Review: Crooks and Straights

Crooks and Straights
Crooks and Straights by Masha du Toit

My rating: 4 of 5 stars

Now, this is something out of the ordinary: A contemporary YA fantasy set in South Africa. For a non-South African, that means that cultural distance is built right in, to a greater degree than in most fantasies set in other worlds. That's a feature, not a fault. It adds interest, though I was glad that my Kindle dictionary has a good vocabulary of South African words. I could mostly tell from context what a word meant in general - this is a food, that's a term of address - but to get the full significance I had to check the dictionary.

The book itself has potential. It's free from plot holes, stupid tropes and characters acting like idiots in order to advance a predetermined sequence of events, which is itself refreshing. The world, which is not our world exactly (magical beings and magic use are common and almost everyday), is well imagined and well conveyed. The characters are varied and diverse, and I had no trouble keeping them straight in my head.

I did feel, though, that there were either too many characters and plot threads, or the book was too short, because a number of the characters and plot threads didn't end up being that important to the main thrust of the story. I realise they may be getting set up for future books, since this appears to be the start of a series, but especially in the first half of the book I felt that the plot lacked direction and a sense of urgency. A lot of things happen, a lot of characters say and do things, but the time devoted to them doesn't always seem proportionate to their ultimate importance in the primary plot, and that primary plot doesn't really get going in earnest until about halfway through.

I'd also like to feel a little more of the struggle that the main character goes through. As the book goes on, issues, threats and losses pile up, but I didn't get as full a sense of their weight as I thought they deserved. At one point the main character has to give up a long-held dream in order to protect another family member. I needed to see more of both the struggle and loss of giving up that dream and the love that led to doing so. Like the author, I come from a British Commonwealth country where emotion is not always shown, and I've had the same criticism of my writing, so I understand where it's coming from, but it's an aspect that I think has room for improvement.

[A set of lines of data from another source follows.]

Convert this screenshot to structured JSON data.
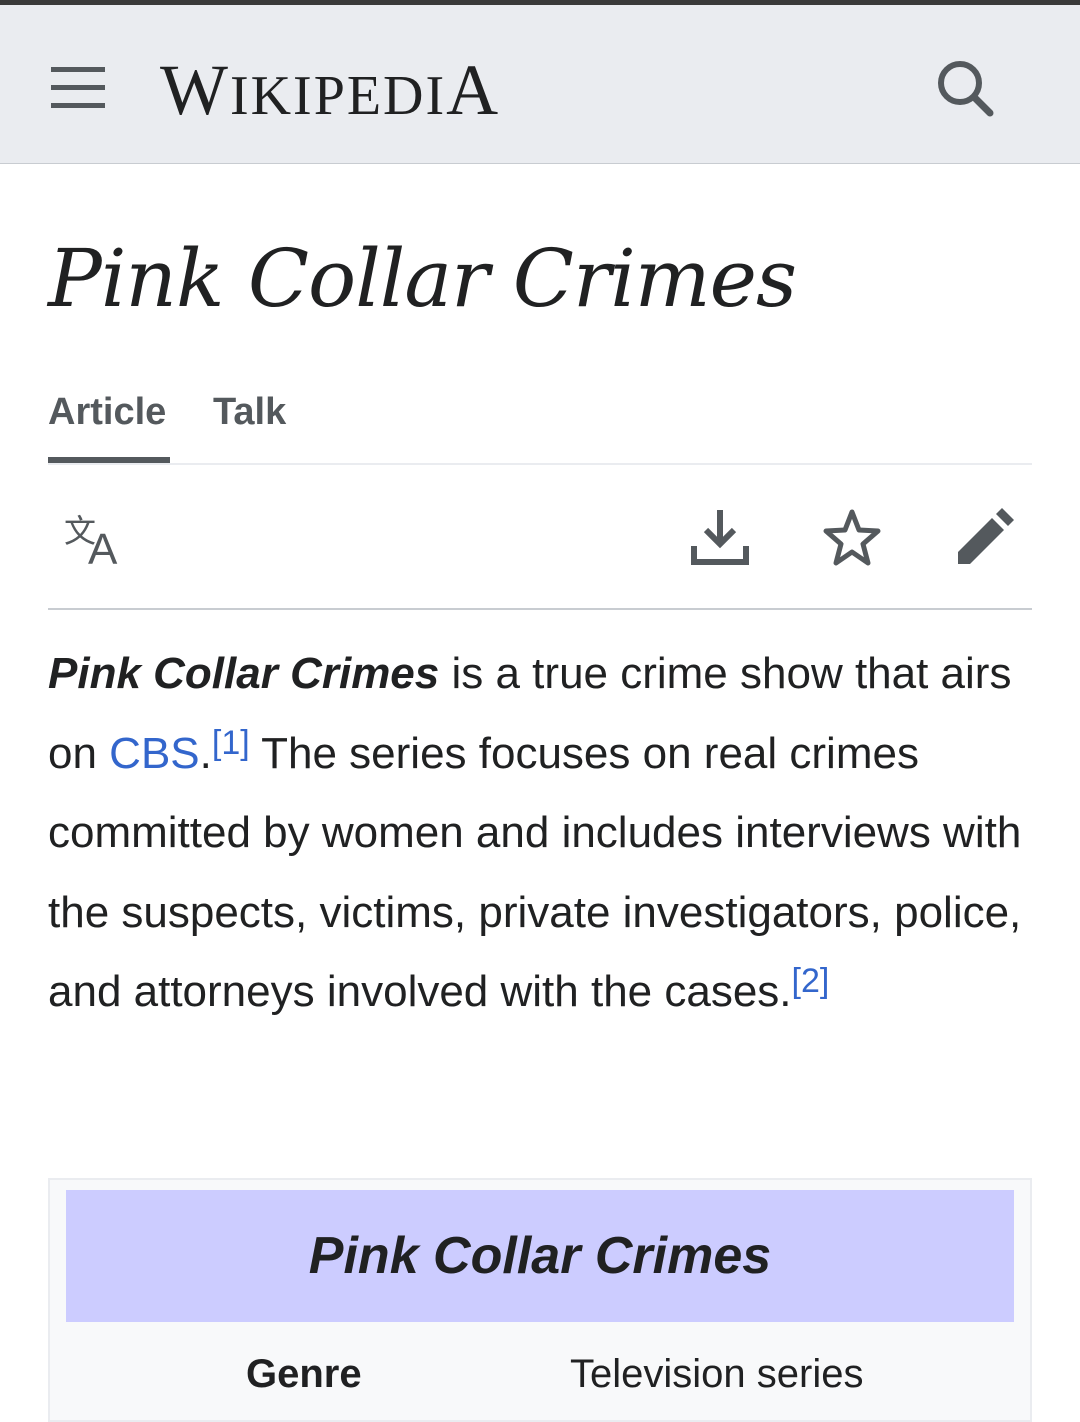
{
  "header": {
    "logo_text_first": "W",
    "logo_text_mid": "IKIPEDI",
    "logo_text_last": "A",
    "menu_icon": "hamburger-menu-icon",
    "search_icon": "search-icon"
  },
  "article": {
    "title": "Pink Collar Crimes",
    "tabs": [
      {
        "label": "Article",
        "active": true
      },
      {
        "label": "Talk",
        "active": false
      }
    ],
    "actions": [
      "language-icon",
      "download-icon",
      "star-icon",
      "edit-pencil-icon"
    ],
    "intro": {
      "bold_title": "Pink Collar Crimes",
      "text1": " is a true crime show that airs on ",
      "link_cbs": "CBS",
      "text2": ".",
      "ref1": "[1]",
      "text3": " The series focuses on real crimes committed by women and includes interviews with the suspects, victims, private investigators, police, and attorneys involved with the cases.",
      "ref2": "[2]"
    }
  },
  "infobox": {
    "title": "Pink Collar Crimes",
    "rows": [
      {
        "label": "Genre",
        "value": "Television series"
      }
    ]
  },
  "colors": {
    "header_bg": "#eaecf0",
    "link": "#3366cc",
    "infobox_title_bg": "#ccccff",
    "icon_gray": "#54595d"
  }
}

The writing style is generally competent, though I did find a few issues, mostly typos and a bad habit of putting an excess comma before the main verb. It's better than many native English speakers write, and I think the author has English as a second language.

On my sub-scale within the four-star space, from 0 (just above mediocre) to 9 (just below amazing), I give this book a 4. It could easily be a 6 or 7 if there was more clarity in the main character's stakes and emotional reactions, starting earlier in the book. It's a well-imagined setting, the characters are interesting and the writing capable.

I know the author on Google+, and she provided me with a copy for review.